很久不练习了,把电脑最深处文件夹里面的数据结构和算法的代码拿出来写一下,为了防止老年痴呆。
首先从二叉排序树开始吧。
定义
- 二叉查找树可以是空树。
- 如果非空,则对于其任何节点,其左子树关键字小于其节点值,其右子树都大于其节点值。
常用推论
- 按照中序遍历会得到一个非递减序列。
补充说明
前序遍历
- 先遍历根节点
- 前序遍历左子树
- 前序遍历右子树
中序遍历
- 遍历左节点
- 遍历根节点
- 遍历右节点
后序遍历
- 后序遍历左子树
- 后序遍历右子树
- 后序遍历根节点
重要操作
二叉树的旋转
- 二叉树节点的平衡因子等于左子树的高度减去右子树的高度,整体越平衡的二叉树,查找的效率就越高。带有平衡因子1、0或 -1的节点被认为是平衡的。带有平衡因子 -2或2的节点被认为是不平衡的,并需要重新平衡这个树。所以面对最常见的场景,就设计出了左旋和右旋两种操作。
- 由于二叉查找树的性质,调整的时候就是找到一条链上的三个节点,旋转支点是三个主节点中大小居中的那个节点,左旋就是左边的节点降下来,右旋就是右边的节点降下来,都成为中间节点的子树。

- 这里root指的是失去平衡的节点,左边失衡则调整左边的节点,右边失衡则调整右边的节点。
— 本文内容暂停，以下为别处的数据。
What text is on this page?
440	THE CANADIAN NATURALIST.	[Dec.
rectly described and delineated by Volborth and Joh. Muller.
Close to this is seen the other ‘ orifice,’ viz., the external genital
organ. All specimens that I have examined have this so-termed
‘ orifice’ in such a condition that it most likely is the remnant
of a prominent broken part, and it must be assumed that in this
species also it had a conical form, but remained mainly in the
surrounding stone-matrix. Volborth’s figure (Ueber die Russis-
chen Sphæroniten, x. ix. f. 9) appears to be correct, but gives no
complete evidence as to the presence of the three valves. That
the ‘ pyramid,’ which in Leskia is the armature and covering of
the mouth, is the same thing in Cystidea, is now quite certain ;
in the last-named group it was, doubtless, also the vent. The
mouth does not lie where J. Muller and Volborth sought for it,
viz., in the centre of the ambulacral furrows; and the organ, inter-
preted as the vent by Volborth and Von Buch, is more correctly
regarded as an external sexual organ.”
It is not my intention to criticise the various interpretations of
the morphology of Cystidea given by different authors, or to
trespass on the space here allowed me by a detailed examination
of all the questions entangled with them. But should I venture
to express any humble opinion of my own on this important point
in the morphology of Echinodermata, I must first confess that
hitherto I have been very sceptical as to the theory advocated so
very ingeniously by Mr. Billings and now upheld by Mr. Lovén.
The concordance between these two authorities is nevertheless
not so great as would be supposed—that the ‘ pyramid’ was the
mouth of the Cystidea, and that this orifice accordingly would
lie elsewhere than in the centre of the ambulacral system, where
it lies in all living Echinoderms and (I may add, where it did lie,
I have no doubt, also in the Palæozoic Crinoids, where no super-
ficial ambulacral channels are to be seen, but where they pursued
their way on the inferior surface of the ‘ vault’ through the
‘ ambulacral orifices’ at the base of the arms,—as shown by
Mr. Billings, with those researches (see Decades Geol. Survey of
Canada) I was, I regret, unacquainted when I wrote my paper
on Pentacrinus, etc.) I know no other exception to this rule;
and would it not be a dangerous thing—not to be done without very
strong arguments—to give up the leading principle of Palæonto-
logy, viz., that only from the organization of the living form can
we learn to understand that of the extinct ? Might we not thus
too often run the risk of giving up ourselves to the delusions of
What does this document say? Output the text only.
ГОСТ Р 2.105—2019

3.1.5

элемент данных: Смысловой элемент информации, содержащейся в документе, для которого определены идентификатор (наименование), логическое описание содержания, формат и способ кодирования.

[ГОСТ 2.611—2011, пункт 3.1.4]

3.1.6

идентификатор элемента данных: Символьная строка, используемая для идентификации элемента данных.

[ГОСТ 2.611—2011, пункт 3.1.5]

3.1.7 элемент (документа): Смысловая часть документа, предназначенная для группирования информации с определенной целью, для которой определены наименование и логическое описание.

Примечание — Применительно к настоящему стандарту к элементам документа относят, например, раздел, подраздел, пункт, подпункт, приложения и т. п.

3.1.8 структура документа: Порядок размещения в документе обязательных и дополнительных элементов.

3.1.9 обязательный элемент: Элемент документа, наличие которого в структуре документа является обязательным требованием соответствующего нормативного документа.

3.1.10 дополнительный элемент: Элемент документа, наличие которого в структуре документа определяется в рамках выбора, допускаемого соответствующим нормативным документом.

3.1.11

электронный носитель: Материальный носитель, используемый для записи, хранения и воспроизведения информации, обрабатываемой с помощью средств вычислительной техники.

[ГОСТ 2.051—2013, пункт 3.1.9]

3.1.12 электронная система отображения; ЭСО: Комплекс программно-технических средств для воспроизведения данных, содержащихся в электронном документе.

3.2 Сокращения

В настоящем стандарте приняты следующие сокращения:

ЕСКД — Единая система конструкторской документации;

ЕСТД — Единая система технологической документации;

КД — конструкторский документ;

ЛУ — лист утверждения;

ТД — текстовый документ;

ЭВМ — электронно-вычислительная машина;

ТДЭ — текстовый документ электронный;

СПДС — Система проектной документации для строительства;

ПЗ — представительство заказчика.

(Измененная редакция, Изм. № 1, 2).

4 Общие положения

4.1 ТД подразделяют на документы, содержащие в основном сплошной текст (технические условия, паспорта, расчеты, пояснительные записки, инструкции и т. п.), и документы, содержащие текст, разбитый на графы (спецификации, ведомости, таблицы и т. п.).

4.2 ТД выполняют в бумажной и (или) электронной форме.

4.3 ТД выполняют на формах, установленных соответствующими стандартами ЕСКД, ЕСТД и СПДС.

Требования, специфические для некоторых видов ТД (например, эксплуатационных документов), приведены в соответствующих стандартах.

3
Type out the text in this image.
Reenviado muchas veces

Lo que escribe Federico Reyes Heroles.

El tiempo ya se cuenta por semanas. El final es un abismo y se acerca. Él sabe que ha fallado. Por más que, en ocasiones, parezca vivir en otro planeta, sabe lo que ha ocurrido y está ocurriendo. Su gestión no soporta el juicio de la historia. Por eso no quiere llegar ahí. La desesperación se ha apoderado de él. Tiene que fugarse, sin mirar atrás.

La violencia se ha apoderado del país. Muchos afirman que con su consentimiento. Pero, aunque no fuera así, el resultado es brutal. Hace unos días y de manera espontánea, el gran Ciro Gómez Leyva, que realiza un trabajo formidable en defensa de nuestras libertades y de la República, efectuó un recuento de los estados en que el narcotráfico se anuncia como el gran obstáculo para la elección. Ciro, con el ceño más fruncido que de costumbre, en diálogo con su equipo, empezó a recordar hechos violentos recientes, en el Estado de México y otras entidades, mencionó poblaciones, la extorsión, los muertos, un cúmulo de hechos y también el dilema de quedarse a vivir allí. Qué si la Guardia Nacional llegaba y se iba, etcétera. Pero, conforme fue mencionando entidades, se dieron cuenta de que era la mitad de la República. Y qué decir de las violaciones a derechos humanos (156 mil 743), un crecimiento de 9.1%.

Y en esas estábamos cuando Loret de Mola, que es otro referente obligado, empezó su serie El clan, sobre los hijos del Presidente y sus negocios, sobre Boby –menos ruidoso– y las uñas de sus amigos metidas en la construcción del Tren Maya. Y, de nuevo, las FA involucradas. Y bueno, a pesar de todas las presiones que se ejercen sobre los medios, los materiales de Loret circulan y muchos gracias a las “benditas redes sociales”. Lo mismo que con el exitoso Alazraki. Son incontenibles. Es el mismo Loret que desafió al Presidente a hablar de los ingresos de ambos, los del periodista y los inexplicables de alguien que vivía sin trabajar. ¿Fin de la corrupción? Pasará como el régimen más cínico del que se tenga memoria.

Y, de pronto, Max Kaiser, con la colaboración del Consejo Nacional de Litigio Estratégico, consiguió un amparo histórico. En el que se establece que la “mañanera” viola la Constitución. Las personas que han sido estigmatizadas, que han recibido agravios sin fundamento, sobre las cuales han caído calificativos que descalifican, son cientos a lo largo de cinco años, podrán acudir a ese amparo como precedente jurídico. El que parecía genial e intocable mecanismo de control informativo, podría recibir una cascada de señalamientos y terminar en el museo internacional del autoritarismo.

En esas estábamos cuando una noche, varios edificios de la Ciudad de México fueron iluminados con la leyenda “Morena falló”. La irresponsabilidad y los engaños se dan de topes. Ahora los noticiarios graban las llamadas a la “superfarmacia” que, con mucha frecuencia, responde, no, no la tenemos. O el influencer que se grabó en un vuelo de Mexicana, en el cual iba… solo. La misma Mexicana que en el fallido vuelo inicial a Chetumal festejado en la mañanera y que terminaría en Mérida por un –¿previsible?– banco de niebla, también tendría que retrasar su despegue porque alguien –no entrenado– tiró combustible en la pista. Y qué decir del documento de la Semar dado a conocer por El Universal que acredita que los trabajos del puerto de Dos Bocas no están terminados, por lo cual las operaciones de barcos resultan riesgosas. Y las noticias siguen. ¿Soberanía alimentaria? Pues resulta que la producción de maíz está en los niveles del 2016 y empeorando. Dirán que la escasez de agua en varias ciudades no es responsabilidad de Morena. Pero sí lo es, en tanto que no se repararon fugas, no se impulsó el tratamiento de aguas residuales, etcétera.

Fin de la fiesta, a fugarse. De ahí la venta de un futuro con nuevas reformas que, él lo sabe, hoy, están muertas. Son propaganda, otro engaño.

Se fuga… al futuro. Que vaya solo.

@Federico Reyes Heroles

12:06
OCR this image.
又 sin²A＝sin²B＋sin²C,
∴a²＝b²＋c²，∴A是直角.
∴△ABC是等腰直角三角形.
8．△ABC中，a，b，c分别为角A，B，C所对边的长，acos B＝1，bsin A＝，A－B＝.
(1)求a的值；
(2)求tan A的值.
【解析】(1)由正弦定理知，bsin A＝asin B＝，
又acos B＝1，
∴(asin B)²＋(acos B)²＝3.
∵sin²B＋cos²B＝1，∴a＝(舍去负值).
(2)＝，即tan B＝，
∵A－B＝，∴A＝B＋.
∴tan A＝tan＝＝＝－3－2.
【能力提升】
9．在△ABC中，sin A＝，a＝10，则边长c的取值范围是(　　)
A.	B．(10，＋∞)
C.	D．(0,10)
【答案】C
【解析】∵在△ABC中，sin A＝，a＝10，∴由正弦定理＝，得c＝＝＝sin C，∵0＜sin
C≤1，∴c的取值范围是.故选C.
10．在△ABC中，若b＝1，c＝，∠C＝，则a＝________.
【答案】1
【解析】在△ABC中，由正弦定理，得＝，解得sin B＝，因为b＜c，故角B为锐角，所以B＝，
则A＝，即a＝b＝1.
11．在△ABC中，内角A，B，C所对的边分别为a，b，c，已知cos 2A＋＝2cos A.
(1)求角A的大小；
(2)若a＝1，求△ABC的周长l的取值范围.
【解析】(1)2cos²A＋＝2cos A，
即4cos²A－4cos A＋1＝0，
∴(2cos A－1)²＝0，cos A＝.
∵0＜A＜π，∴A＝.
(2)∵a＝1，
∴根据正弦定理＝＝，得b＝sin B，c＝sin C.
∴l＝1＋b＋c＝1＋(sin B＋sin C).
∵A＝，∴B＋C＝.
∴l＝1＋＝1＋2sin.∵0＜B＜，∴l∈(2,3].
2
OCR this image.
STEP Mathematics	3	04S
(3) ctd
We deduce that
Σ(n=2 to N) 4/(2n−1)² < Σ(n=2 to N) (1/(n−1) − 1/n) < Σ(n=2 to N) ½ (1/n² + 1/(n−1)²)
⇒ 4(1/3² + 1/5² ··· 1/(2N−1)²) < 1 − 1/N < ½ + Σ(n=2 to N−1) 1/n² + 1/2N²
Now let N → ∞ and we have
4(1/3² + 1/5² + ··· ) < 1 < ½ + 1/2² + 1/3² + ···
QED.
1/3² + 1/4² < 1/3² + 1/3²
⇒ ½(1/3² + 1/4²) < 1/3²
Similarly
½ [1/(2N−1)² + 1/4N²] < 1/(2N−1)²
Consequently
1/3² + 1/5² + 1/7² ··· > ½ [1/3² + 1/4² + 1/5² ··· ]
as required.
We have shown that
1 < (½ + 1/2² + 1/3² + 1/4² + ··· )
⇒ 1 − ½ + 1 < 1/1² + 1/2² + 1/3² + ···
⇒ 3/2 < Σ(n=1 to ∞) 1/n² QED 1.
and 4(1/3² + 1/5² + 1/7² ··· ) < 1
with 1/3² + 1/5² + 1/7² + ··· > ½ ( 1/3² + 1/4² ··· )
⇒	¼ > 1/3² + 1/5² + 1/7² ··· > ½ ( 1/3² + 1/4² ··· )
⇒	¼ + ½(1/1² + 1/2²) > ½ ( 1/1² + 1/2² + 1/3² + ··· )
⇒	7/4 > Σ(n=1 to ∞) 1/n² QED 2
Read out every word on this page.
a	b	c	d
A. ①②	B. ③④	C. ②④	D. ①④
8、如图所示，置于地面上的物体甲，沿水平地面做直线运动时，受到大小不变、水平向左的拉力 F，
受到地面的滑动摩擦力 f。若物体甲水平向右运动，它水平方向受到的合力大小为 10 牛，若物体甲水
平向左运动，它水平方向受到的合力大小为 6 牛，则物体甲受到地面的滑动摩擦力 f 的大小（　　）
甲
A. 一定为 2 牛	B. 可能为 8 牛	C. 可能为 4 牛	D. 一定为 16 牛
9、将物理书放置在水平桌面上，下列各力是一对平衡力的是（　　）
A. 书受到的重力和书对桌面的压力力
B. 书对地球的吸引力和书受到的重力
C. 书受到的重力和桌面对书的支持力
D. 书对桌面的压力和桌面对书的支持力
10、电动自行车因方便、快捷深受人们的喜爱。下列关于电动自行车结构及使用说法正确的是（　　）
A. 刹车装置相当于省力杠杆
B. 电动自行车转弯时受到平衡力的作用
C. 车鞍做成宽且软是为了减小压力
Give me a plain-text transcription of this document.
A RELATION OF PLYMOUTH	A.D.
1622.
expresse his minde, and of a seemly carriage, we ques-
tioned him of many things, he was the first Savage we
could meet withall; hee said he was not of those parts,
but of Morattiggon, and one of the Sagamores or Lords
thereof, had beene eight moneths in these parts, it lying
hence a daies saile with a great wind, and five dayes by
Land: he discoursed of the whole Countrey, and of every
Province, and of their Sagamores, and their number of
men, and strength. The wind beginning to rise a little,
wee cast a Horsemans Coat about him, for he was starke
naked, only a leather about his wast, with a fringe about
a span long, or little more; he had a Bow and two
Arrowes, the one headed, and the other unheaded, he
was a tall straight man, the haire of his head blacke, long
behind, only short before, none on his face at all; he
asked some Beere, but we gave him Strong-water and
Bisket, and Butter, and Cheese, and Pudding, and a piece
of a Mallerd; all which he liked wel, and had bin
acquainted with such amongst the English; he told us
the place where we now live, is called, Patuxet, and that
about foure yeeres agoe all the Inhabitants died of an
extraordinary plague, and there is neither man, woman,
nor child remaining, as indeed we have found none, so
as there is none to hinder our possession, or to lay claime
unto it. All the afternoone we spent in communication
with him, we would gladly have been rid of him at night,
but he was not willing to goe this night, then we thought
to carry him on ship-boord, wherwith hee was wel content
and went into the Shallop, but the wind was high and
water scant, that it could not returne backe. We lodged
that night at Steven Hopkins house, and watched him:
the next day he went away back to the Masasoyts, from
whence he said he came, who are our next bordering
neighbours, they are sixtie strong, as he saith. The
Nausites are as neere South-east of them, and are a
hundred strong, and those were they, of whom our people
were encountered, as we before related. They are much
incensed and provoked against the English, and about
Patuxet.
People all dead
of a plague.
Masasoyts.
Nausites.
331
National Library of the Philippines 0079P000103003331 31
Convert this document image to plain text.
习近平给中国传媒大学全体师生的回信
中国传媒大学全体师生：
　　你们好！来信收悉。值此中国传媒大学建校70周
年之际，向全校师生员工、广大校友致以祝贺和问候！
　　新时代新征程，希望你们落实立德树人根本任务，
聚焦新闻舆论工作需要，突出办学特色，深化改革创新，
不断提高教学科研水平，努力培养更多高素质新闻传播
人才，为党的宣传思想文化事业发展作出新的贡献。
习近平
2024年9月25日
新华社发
TODO(这里描述不准确,还要重新梳理)
- 左左情况(右旋,顺时针): 找到Pivot, 找到Pivot的父节点(root), Pivot的parent指针指向root-parent(取代), Pivot原来的right节点加入root的left, root的parent指针指向Pivot的right。
- 右右情况(左旋, 逆时针): 找到Pivot, 找到Pivot的父节点(root), Pivot的parent指针指向root-parent(取代), Pivot原来的Left节点指到root的Right去, root的parent指针指向Pivot的Left。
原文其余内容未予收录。